Karena para warga masyarakat jahiliyah tidak setia
kepada Allah, mereka berpaling dari jalan-Nya dengan berbagai cara. Mereka
mengikuti orang-orang yang merupakan hamba Allah yang batil sebagaimana mereka
sendiri, memandang mereka sebagai panutan dan menganggap gagasan-gagasan mereka
sebagai kebenaran mutlak. Pada puncaknya, suatu masyarakat jahiliyah merupakan
masyarakat tertutup yang semakin membutakan diri, kian lama kian jauh dari akal
dan hati nurani. Seperti yang kami nyatakan di permulaan, aspek yang paling
menonjol dari sistem ini adalah bahwa para warga masyarakat semacam ini
bertindak seiring dengan indoktrinasi
anti-agama.
Dalam Al-Qur’an, Allah memaparkannya dengan
perumpamaan yang jelas, bagaimana kehidupan semacam itu, yang berlandaskan pada
basis yang rusak dan sia-sia, ditakdirkan untuk binasa:
Manakah yang terbaik? Mereka yang
mendirikan bangunannya atas dasar taqwa dan keridaan Allah ataukah yang mendirikan
bangunannya di atas tanah pasir di tepi jurang lalu runtuh bersamanya ke dalam
api neraka? Dan Allah tidak memberi petunjuk kepada mereka yang zalim. (Surat at-Taubah, 109)
Namun demikian, ada hal lain yang harus diingat:
setiap masyarakat dan semua orang berkesempatan untuk melepaskan diri dari
indoktrinasi, jalan hidup dan filosofi jahiliyah. Allah mengutus para rasul
kepada mereka untuk mengingatkan mereka dan memberitahu mereka keberadaan Allah
dan Hari Akhir dan yang mengatakan kepada mereka makna hakiki kehidupan. Dan
bersama-sama para rasul-Nya, Ia mengirim kitab suci yang menjawab semua
pertanyaan yang berasal dari lubuk hati manusia. Inilah hukum Allah yang sudah
ada sejak semula. Pada zaman ini, pedoman semua orang adalah Al-Qur’an, yang
menunjukkan jalan yang benar dan membawa manusia dari kegelapan ke cahaya.

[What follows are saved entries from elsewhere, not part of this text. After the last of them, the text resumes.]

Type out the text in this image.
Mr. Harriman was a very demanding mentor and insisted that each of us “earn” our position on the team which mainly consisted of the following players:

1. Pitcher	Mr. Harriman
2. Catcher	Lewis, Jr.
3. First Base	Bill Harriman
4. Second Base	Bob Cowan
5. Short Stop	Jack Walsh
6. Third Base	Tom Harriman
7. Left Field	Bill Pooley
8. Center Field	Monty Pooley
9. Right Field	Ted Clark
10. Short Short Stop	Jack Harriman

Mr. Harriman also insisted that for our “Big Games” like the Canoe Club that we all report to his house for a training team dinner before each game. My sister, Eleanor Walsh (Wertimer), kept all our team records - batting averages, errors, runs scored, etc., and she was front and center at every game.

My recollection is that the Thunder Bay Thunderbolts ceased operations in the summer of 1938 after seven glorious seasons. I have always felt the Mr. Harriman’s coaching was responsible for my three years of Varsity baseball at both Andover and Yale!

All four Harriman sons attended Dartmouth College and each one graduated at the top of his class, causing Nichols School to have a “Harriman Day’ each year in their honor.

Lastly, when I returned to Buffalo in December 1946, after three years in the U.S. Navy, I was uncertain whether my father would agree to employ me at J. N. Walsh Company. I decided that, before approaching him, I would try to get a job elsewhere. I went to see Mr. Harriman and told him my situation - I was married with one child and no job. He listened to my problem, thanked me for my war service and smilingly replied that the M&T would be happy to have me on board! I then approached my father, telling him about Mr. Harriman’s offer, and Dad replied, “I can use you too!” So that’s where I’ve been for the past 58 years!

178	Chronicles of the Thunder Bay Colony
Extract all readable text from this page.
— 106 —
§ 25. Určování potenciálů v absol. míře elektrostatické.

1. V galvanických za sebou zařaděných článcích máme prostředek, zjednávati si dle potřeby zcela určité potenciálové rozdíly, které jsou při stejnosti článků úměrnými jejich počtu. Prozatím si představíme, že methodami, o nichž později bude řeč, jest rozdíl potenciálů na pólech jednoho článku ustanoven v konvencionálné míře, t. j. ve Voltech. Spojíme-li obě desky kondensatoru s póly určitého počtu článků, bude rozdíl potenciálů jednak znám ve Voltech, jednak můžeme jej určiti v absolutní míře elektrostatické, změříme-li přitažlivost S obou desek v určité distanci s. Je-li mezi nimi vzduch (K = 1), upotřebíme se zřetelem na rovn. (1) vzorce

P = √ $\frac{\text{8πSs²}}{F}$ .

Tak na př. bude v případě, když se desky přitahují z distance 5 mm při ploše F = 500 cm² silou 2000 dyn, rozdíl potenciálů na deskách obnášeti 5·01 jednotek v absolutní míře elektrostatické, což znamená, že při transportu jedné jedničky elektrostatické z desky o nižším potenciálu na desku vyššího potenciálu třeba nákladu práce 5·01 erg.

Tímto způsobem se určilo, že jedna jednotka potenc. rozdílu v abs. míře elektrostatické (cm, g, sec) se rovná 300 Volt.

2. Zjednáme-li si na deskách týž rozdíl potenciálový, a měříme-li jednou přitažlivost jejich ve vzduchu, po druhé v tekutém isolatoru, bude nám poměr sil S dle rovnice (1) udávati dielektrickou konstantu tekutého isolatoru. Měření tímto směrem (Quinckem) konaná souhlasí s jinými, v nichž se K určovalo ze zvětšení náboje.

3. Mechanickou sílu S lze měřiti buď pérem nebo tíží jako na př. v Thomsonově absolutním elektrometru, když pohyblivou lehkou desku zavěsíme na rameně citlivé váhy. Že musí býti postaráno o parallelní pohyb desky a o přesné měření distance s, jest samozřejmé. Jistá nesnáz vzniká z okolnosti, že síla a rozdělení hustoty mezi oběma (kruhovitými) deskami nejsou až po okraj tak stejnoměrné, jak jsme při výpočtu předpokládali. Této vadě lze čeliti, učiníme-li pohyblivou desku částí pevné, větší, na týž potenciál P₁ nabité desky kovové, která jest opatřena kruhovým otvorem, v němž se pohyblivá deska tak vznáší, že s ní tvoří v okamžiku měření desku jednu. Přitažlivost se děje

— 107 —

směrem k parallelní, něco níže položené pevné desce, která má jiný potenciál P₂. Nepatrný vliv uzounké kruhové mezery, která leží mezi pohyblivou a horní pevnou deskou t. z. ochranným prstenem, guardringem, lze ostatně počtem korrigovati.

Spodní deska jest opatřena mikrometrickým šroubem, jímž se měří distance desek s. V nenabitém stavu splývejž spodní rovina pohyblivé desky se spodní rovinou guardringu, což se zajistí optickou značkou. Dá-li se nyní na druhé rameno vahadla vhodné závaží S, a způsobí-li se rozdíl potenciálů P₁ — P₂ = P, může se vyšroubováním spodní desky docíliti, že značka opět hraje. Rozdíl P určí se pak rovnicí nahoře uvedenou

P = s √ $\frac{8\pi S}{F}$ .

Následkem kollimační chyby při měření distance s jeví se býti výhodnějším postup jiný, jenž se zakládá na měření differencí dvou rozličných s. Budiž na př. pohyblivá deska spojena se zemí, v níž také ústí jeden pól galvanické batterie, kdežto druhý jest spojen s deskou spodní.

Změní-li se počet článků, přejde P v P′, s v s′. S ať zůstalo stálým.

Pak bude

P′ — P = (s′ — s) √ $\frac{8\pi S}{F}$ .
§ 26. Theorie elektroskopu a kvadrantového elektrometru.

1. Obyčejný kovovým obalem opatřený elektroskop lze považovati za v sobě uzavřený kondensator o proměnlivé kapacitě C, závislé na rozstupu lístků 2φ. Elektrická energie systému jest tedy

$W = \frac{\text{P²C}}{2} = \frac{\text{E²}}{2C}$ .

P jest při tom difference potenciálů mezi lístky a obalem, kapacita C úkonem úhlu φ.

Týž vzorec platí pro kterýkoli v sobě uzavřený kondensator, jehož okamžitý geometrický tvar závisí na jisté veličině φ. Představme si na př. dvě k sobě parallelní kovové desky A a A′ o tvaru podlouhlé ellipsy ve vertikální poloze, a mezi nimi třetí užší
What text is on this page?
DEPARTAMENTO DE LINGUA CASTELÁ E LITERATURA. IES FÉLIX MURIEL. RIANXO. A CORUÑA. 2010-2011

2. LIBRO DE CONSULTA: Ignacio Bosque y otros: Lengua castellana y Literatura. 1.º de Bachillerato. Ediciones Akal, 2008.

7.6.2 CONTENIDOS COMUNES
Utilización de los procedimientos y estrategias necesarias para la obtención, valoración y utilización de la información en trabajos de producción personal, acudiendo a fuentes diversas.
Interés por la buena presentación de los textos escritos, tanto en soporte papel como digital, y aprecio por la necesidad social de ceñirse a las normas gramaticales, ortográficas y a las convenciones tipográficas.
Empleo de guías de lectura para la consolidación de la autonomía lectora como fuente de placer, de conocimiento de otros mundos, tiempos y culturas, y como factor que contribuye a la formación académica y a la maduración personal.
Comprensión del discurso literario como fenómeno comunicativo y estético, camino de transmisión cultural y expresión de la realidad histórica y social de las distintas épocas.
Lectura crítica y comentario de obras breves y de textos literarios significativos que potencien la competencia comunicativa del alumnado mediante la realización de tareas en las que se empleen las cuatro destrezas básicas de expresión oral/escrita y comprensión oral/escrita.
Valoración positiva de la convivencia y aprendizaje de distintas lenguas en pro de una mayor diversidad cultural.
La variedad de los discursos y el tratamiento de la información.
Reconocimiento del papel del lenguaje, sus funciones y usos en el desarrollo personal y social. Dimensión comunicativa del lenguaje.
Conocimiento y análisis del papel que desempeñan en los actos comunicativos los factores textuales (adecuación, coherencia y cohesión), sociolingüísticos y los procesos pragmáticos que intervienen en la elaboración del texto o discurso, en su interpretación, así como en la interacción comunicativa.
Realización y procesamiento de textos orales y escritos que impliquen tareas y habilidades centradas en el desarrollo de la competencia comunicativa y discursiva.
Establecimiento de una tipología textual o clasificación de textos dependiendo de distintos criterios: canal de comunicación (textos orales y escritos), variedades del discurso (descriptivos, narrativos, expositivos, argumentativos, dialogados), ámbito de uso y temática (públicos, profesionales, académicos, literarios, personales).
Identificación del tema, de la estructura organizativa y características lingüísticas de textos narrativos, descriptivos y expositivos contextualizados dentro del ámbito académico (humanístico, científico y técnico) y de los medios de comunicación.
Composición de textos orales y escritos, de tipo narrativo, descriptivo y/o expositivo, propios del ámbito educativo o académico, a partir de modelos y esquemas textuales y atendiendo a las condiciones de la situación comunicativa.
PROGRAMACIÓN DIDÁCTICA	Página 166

Orang-orang akan diadili menurut pilihan mereka sendiri. Jadi, Rasul yang
membawa kitab kepada orang-orang menyeru mereka:
Katakanlah: “Hai manusia!
Sekarang kebenaran sudah datang kepadamu dari Tuhanmu. Barangsiapa menerima
petunjuk, maka itulah petunjuk yang baik untuk dirinya sendiri, dan barangsiapa
tersesat, maka ia menyesatkan dirinya sendiri; dan aku tidak mewakili kamu.” (Surat Yuunus, 108)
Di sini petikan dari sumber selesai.